Ainsi, tandis qu’il vient d’être démontré que connaître l’histologie ne modifiait pas la survie globale, « le premier réflexe devant une petite tumeur du rein est désormais de temporiser et de ne pas hésiter à proposer une SA ». Le CCAFU propose la SA pour les tumeurs du rein localisées inférieures à 2 cm.
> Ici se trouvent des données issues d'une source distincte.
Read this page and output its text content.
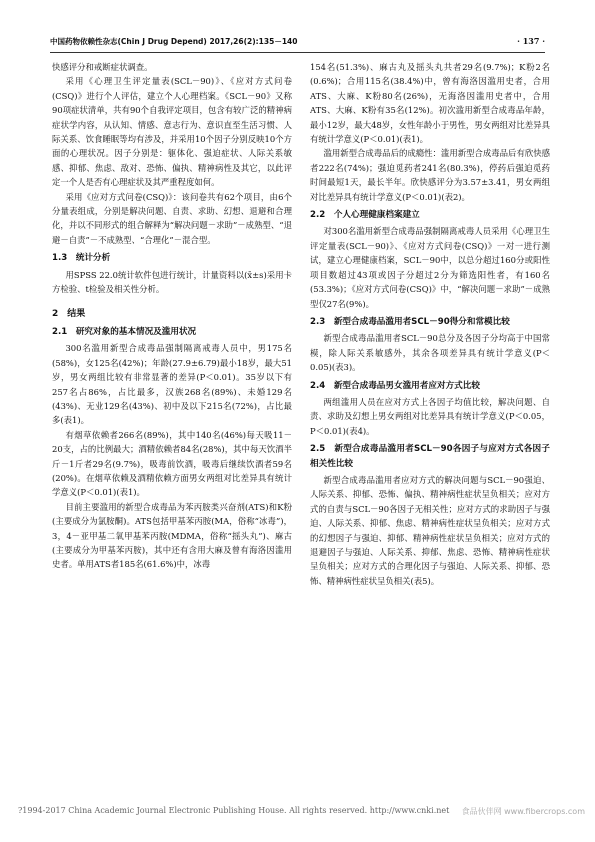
中国药物依赖性杂志(Chin J Drug Depend) 2017,26(2):135－140	· 137 ·

快感评分和戒断症状调查。

采用《心理卫生评定量表(SCL－90)》、《应对方式问卷(CSQ)》进行个人评估，建立个人心理档案。《SCL－90》又称90项症状清单，共有90个自我评定项目，包含有较广泛的精神病症状学内容，从认知、情感、意志行为、意识直至生活习惯、人际关系、饮食睡眠等均有涉及，并采用10个因子分别反映10个方面的心理状况。因子分别是：躯体化、强迫症状、人际关系敏感、抑郁、焦虑、敌对、恐怖、偏执、精神病性及其它，以此评定一个人是否有心理症状及其严重程度如何。

采用《应对方式问卷(CSQ)》：该问卷共有62个项目，由6个分量表组成，分别是解决问题、自责、求助、幻想、退避和合理化，并以不同形式的组合解释为“解决问题－求助”－成熟型、“退避－自责”－不成熟型、“合理化”－混合型。

1.3　统计分析

用SPSS 22.0统计软件包进行统计，计量资料以(x̄±s)采用卡方检验、t检验及相关性分析。

2　结果
2.1　研究对象的基本情况及滥用状况

300名滥用新型合成毒品强制隔离戒毒人员中，男175名(58%)，女125名(42%)；年龄(27.9±6.79)最小18岁，最大51岁，男女两组比较有非常显著的差异(P＜0.01)。35岁以下有257名占86%，占比最多，汉族268名(89%)、未婚129名(43%)、无业129名(43%)、初中及以下215名(72%)，占比最多(表1)。

有烟草依赖者266名(89%)，其中140名(46%)每天吸11－20支，占的比例最大；酒精依赖者84名(28%)，其中每天饮酒半斤－1斤者29名(9.7%)，吸毒前饮酒，吸毒后继续饮酒者59名(20%)。在烟草依赖及酒精依赖方面男女两组对比差异具有统计学意义(P＜0.01)(表1)。

目前主要滥用的新型合成毒品为苯丙胺类兴奋剂(ATS)和K粉(主要成分为氯胺酮)。ATS包括甲基苯丙胺(MA，俗称“冰毒”)，3，4－亚甲基二氧甲基苯丙胺(MDMA，俗称“摇头丸”)、麻古(主要成分为甲基苯丙胺)，其中还有含用大麻及曾有海洛因滥用史者。单用ATS者185名(61.6%)中，冰毒

154名(51.3%)、麻古丸及摇头丸共者29名(9.7%)；K粉2名(0.6%)；合用115名(38.4%)中，曾有海洛因滥用史者，合用ATS、大麻、K粉80名(26%)，无海洛因滥用史者中，合用ATS、大麻、K粉有35名(12%)。初次滥用新型合成毒品年龄，最小12岁，最大48岁，女性年龄小于男性，男女两组对比差异具有统计学意义(P＜0.01)(表1)。

滥用新型合成毒品后的成瘾性：滥用新型合成毒品后有欣快感者222名(74%)；强迫觅药者241名(80.3%)，停药后强迫觅药时间最短1天，最长半年。欣快感评分为3.57±3.41，男女两组对比差异具有统计学意义(P＜0.01)(表2)。

2.2　个人心理健康档案建立

对300名滥用新型合成毒品强制隔离戒毒人员采用《心理卫生评定量表(SCL－90)》、《应对方式问卷(CSQ)》一对一进行测试，建立心理健康档案，SCL－90中，以总分超过160分或阳性项目数超过43项或因子分超过2分为筛选阳性者，有160名(53.3%)；《应对方式问卷(CSQ)》中，“解决问题－求助”－成熟型仅27名(9%)。

2.3　新型合成毒品滥用者SCL－90得分和常模比较

新型合成毒品滥用者SCL－90总分及各因子分均高于中国常模，除人际关系敏感外，其余各项差异具有统计学意义(P＜0.05)(表3)。

2.4　新型合成毒品男女滥用者应对方式比较

两组滥用人员在应对方式上各因子均值比较，解决问题、自责、求助及幻想上男女两组对比差异具有统计学意义(P＜0.05，P＜0.01)(表4)。

2.5　新型合成毒品滥用者SCL－90各因子与应对方式各因子相关性比较

新型合成毒品滥用者应对方式的解决问题与SCL－90强迫、人际关系、抑郁、恐怖、偏执、精神病性症状呈负相关；应对方式的自责与SCL－90各因子无相关性；应对方式的求助因子与强迫、人际关系、抑郁、焦虑、精神病性症状呈负相关；应对方式的幻想因子与强迫、抑郁、精神病性症状呈负相关；应对方式的退避因子与强迫、人际关系、抑郁、焦虑、恐怖、精神病性症状呈负相关；应对方式的合理化因子与强迫、人际关系、抑郁、恐怖、精神病性症状呈负相关(表5)。

?1994-2017 China Academic Journal Electronic Publishing House. All rights reserved. http://www.cnki.net 食品伙伴网 www.fibercrops.com
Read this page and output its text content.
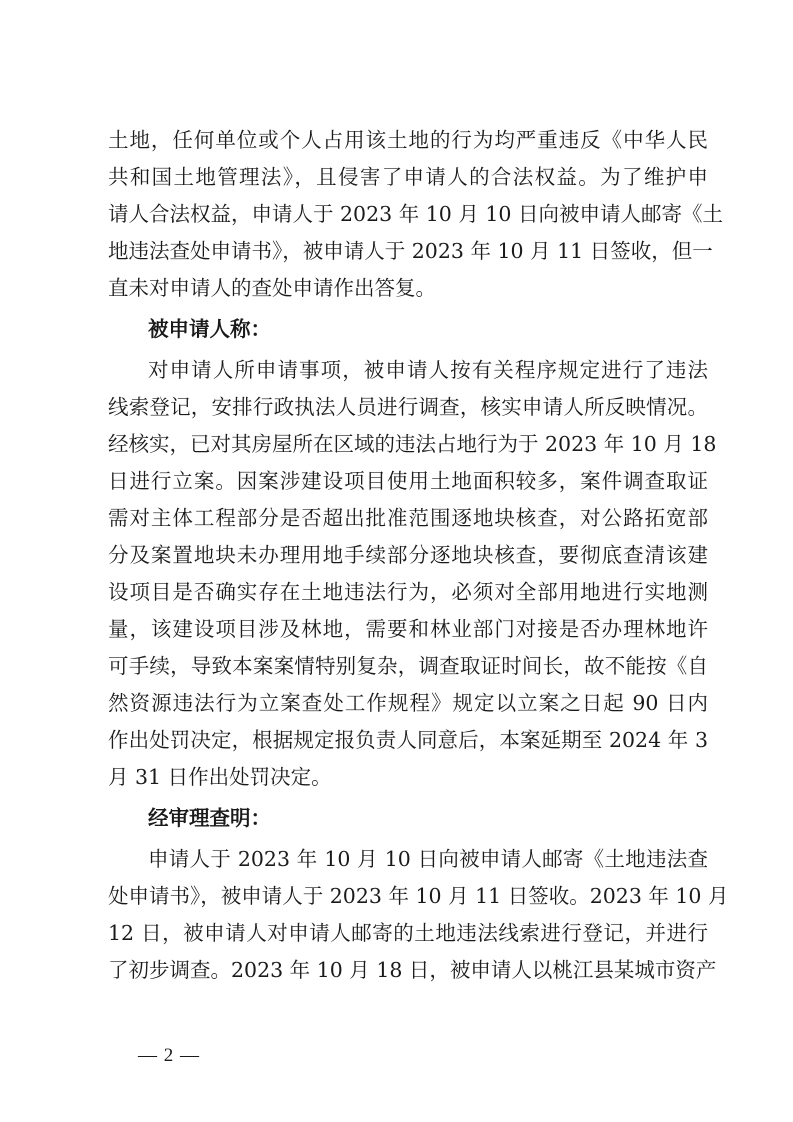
土地，任何单位或个人占用该土地的行为均严重违反《中华人民

共和国土地管理法》，且侵害了申请人的合法权益。为了维护申

请人合法权益，申请人于 2023 年 10 月 10 日向被申请人邮寄《土

地违法查处申请书》，被申请人于 2023 年 10 月 11 日签收，但一

直未对申请人的查处申请作出答复。

被申请人称：

对申请人所申请事项，被申请人按有关程序规定进行了违法

线索登记，安排行政执法人员进行调查，核实申请人所反映情况。

经核实，已对其房屋所在区域的违法占地行为于 2023 年 10 月 18

日进行立案。因案涉建设项目使用土地面积较多，案件调查取证

需对主体工程部分是否超出批准范围逐地块核查，对公路拓宽部

分及案置地块未办理用地手续部分逐地块核查，要彻底查清该建

设项目是否确实存在土地违法行为，必须对全部用地进行实地测

量，该建设项目涉及林地，需要和林业部门对接是否办理林地许

可手续，导致本案案情特别复杂，调查取证时间长，故不能按《自

然资源违法行为立案查处工作规程》规定以立案之日起 90 日内

作出处罚决定，根据规定报负责人同意后，本案延期至 2024 年 3

月 31 日作出处罚决定。

经审理查明：

申请人于 2023 年 10 月 10 日向被申请人邮寄《土地违法查

处申请书》，被申请人于 2023 年 10 月 11 日签收。2023 年 10 月

12 日，被申请人对申请人邮寄的土地违法线索进行登记，并进行

了初步调查。2023 年 10 月 18 日，被申请人以桃江县某城市资产

— 2 —
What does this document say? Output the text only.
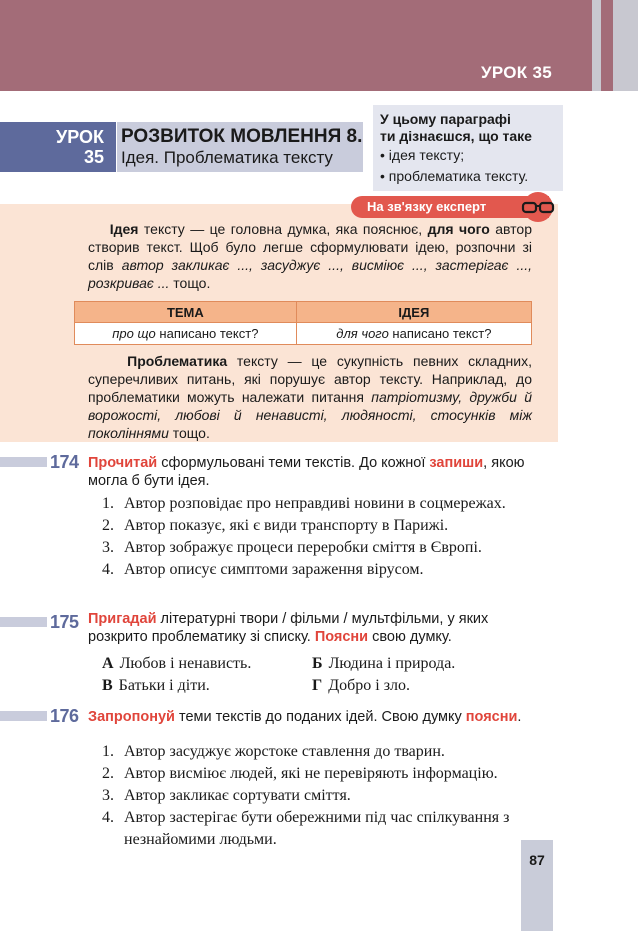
УРОК 35
УРОК
35
РОЗВИТОК МОВЛЕННЯ 8.
Ідея. Проблематика тексту
У цьому параграфі
ти дізнаєшся, що таке
• ідея тексту;
• проблематика тексту.
Ідея тексту — це головна думка, яка пояснює, для чого автор створив текст. Щоб було легше сформулювати ідею, розпочни зі слів автор закликає ..., засуджує ..., висміює ..., застерігає ..., розкриває ... тощо.
Проблематика тексту — це сукупність певних складних, суперечливих питань, які порушує автор тексту. Наприклад, до проблематики можуть належати питання патріотизму, дружби й ворожості, любові й ненависті, людяності, стосунків між поколіннями тощо.
ТЕМА	ІДЕЯ
про що написано текст?	для чого написано текст?
На зв'язку експерт
174 Прочитай сформульовані теми текстів. До кожної запиши, якою могла б бути ідея.
1. Автор розповідає про неправдиві новини в соцмережах.
2. Автор показує, які є види транспорту в Парижі.
3. Автор зображує процеси переробки сміття в Європі.
4. Автор описує симптоми зараження вірусом.
175 Пригадай літературні твори / фільми / мультфільми, у яких розкрито проблематику зі списку. Поясни свою думку.
А Любов і ненависть.	Б Людина і природа.
В Батьки і діти.	Г Добро і зло.
176 Запропонуй теми текстів до поданих ідей. Свою думку поясни.
1. Автор засуджує жорстоке ставлення до тварин.
2. Автор висміює людей, які не перевіряють інформацію.
3. Автор закликає сортувати сміття.
4. Автор застерігає бути обережними під час спілкування з незнайомими людьми.
87
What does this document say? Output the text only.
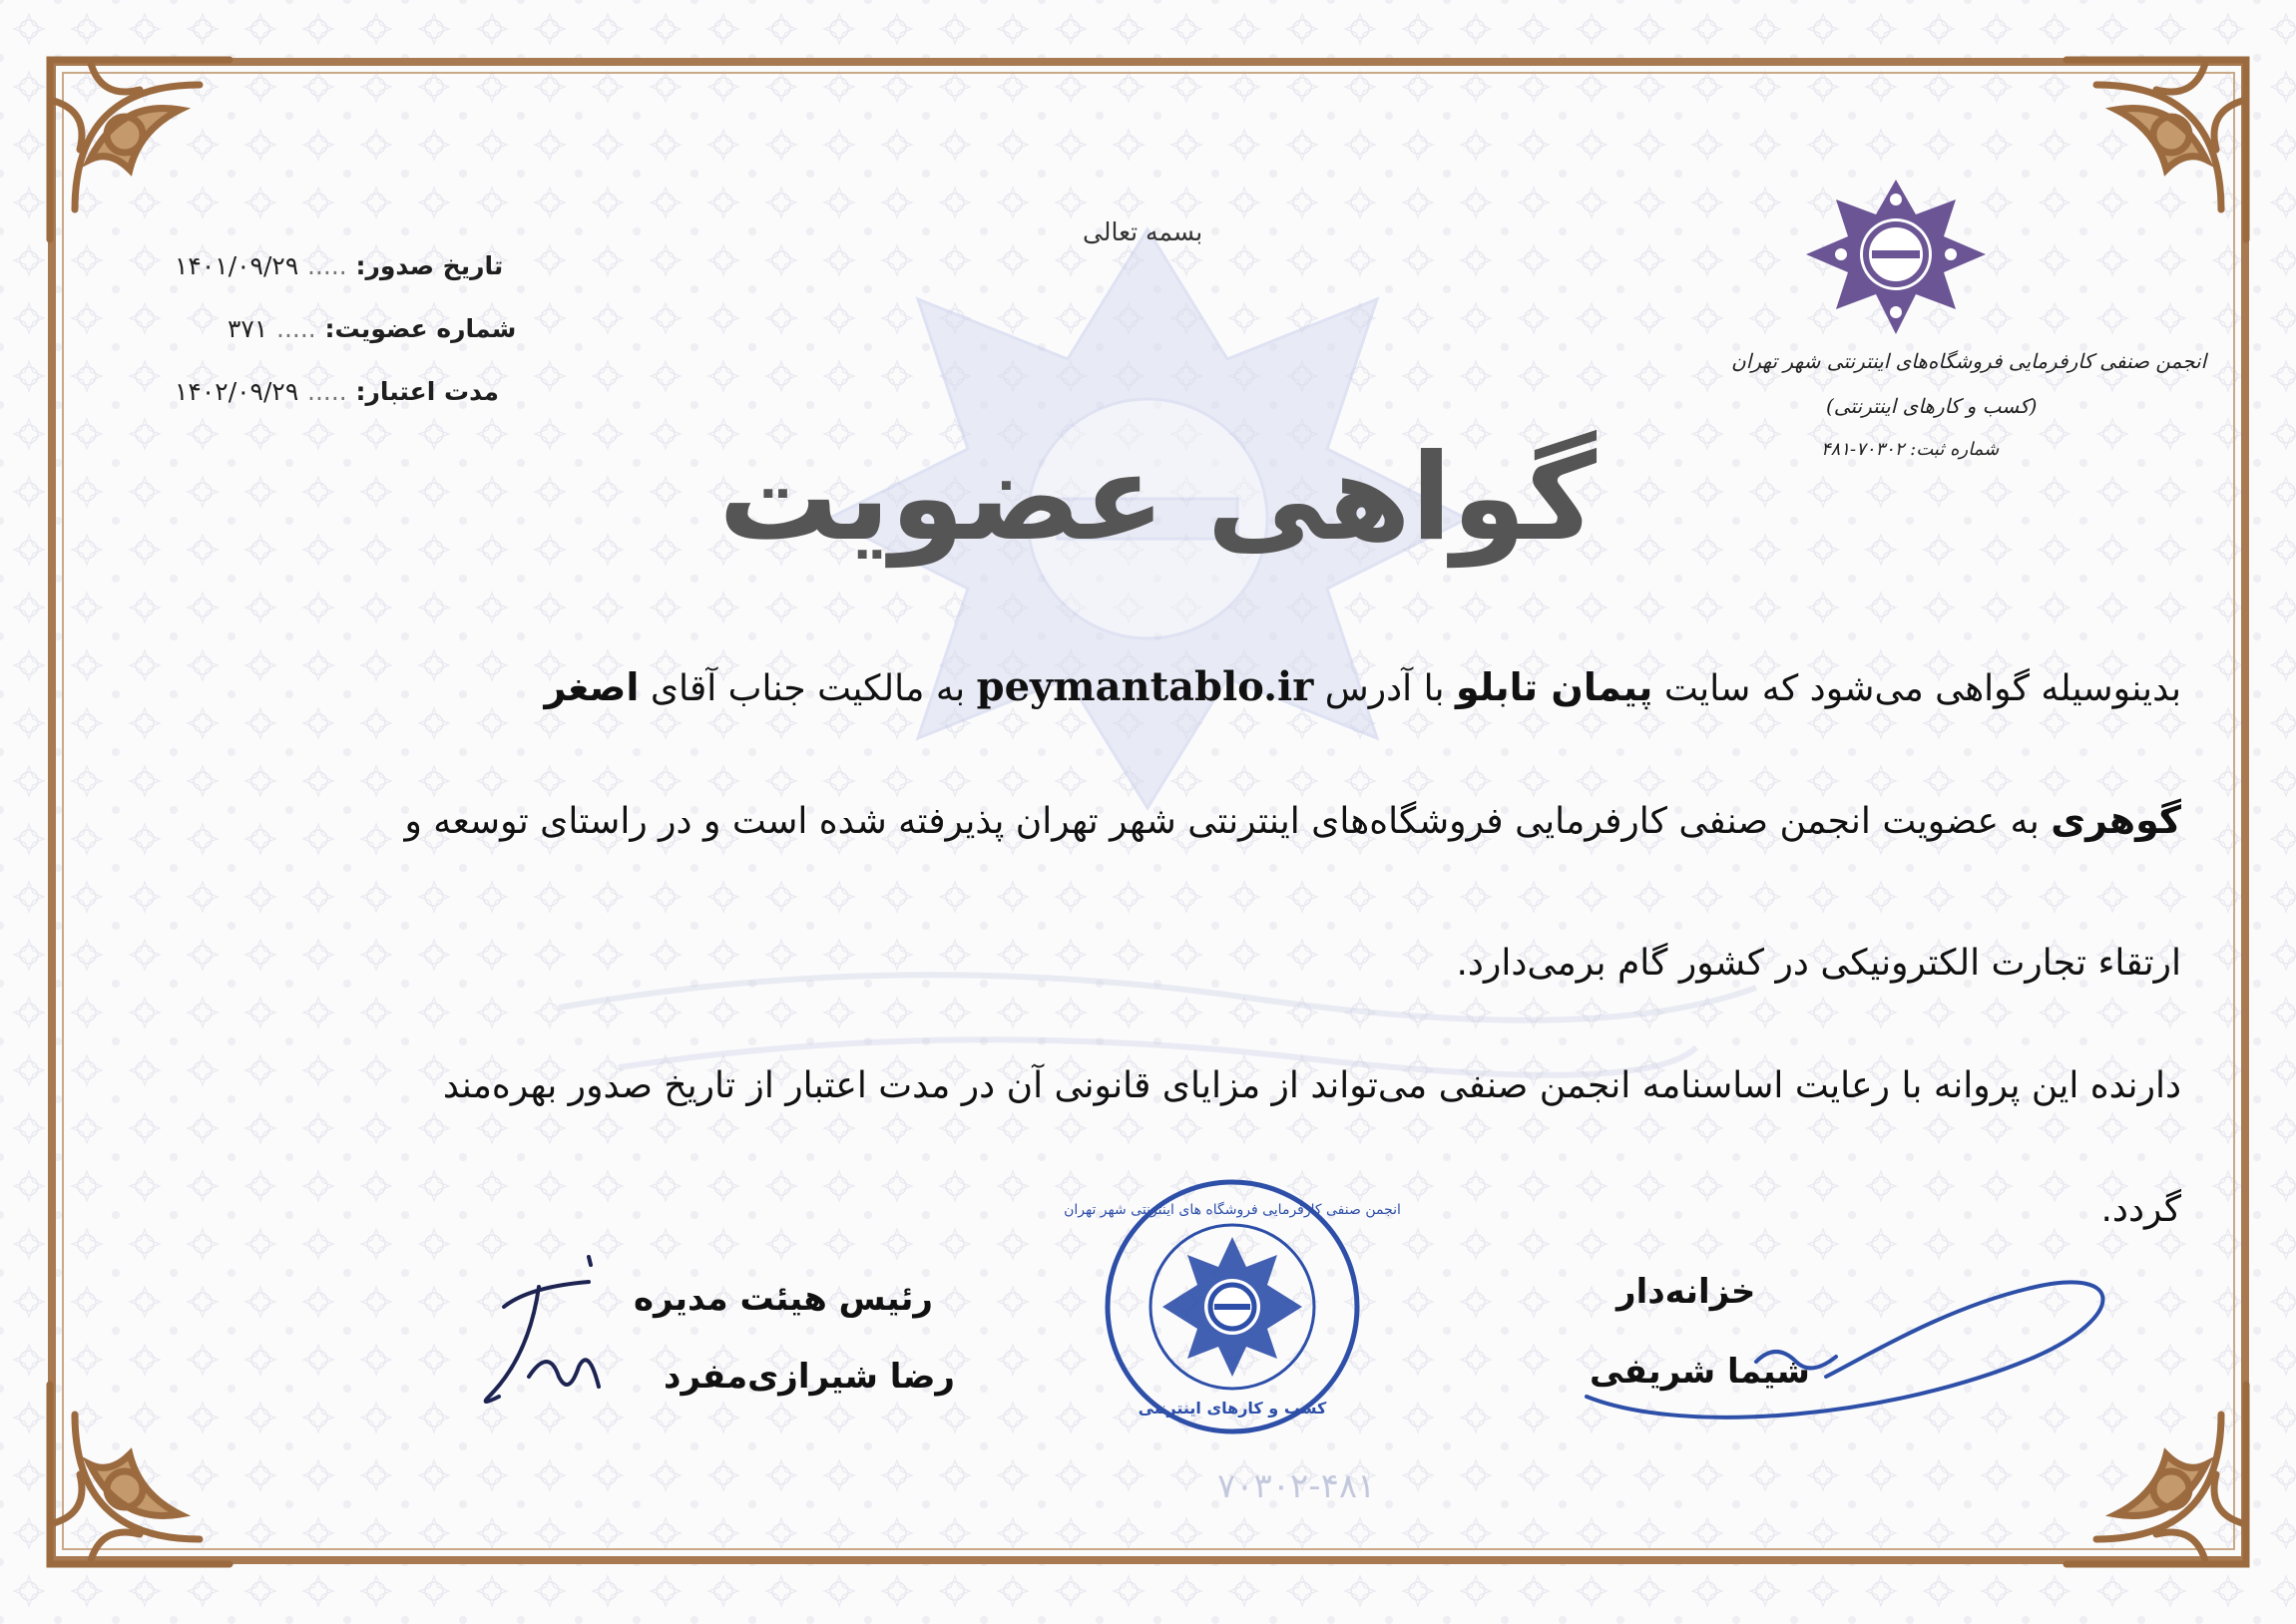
بسمه تعالی
تاریخ صدور: ..... ۱۴۰۱/۰۹/۲۹
شماره عضویت: ..... ۳۷۱
مدت اعتبار: ..... ۱۴۰۲/۰۹/۲۹
انجمن صنفی کارفرمایی فروشگاه‌های اینترنتی شهر تهران
(کسب و کارهای اینترنتی)
شماره ثبت: ۷۰۳۰۲-۴۸۱
گواهی عضویت
بدینوسیله گواهی می‌شود که سایت پیمان تابلو با آدرس peymantablo.ir به مالکیت جناب آقای اصغر
گوهری به عضویت انجمن صنفی کارفرمایی فروشگاه‌های اینترنتی شهر تهران پذیرفته شده است و در راستای توسعه و
ارتقاء تجارت الکترونیکی در کشور گام برمی‌دارد.
دارنده این پروانه با رعایت اساسنامه انجمن صنفی می‌تواند از مزایای قانونی آن در مدت اعتبار از تاریخ صدور بهره‌مند
گردد.
خزانه‌دار
شیما شریفی
رئیس هیئت مدیره
رضا شیرازی‌مفرد
کسب و کارهای اینترنتی
انجمن صنفی کارفرمایی فروشگاه های اینترنتی شهر تهران
۷۰۳۰۲-۴۸۱
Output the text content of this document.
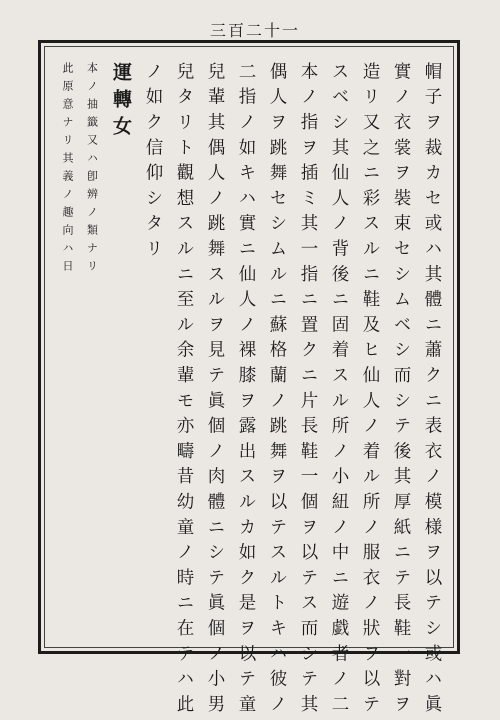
三百二十一
帽子ヲ裁カセ或ハ其體ニ蕭クニ表衣ノ模様ヲ以テシ或ハ眞
實ノ衣裳ヲ裝束セシムベシ而シテ後其厚紙ニテ長鞋一對ヲ
造リ又之ニ彩スルニ鞋及ヒ仙人ノ着ル所ノ服衣ノ狀ヲ以テ
スベシ其仙人ノ背後ニ固着スル所ノ小紐ノ中ニ遊戯者ノ二
本ノ指ヲ插ミ其一指ニ置クニ片長鞋一個ヲ以テス而シテ其
偶人ヲ跳舞セシムルニ蘇格蘭ノ跳舞ヲ以テスルトキハ彼ノ
二指ノ如キハ實ニ仙人ノ裸膝ヲ露出スルカ如ク是ヲ以テ童
兒輩其偶人ノ跳舞スルヲ見テ眞個ノ肉體ニシテ眞個ノ小男
兒タリト觀想スルニ至ル余輩モ亦疇昔幼童ノ時ニ在テハ此
ノ如ク信仰シタリ
運轉女
本ノ抽籤又ハ卽辨ノ類ナリ
此原意ナリ其義ノ趣向ハ日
Entre 2 et 4 cm, elle peut être proposée au même titre que la néphrectomie partielle ou une thérapie ablative.

En pratique, une imagerie abdominale est préconisée tous les 3 à 6 mois pendant la première année, puis tous les 6 à 12 mois si la lésion reste stable, ainsi qu’une imagerie thoracique à l’inclusion puis annuellement. Un traitement doit être proposé lorsque la vitesse de croissance dépasse 0,5 cm/an, si le patient est symptomatique ou si la tumeur dépasse 4 cm.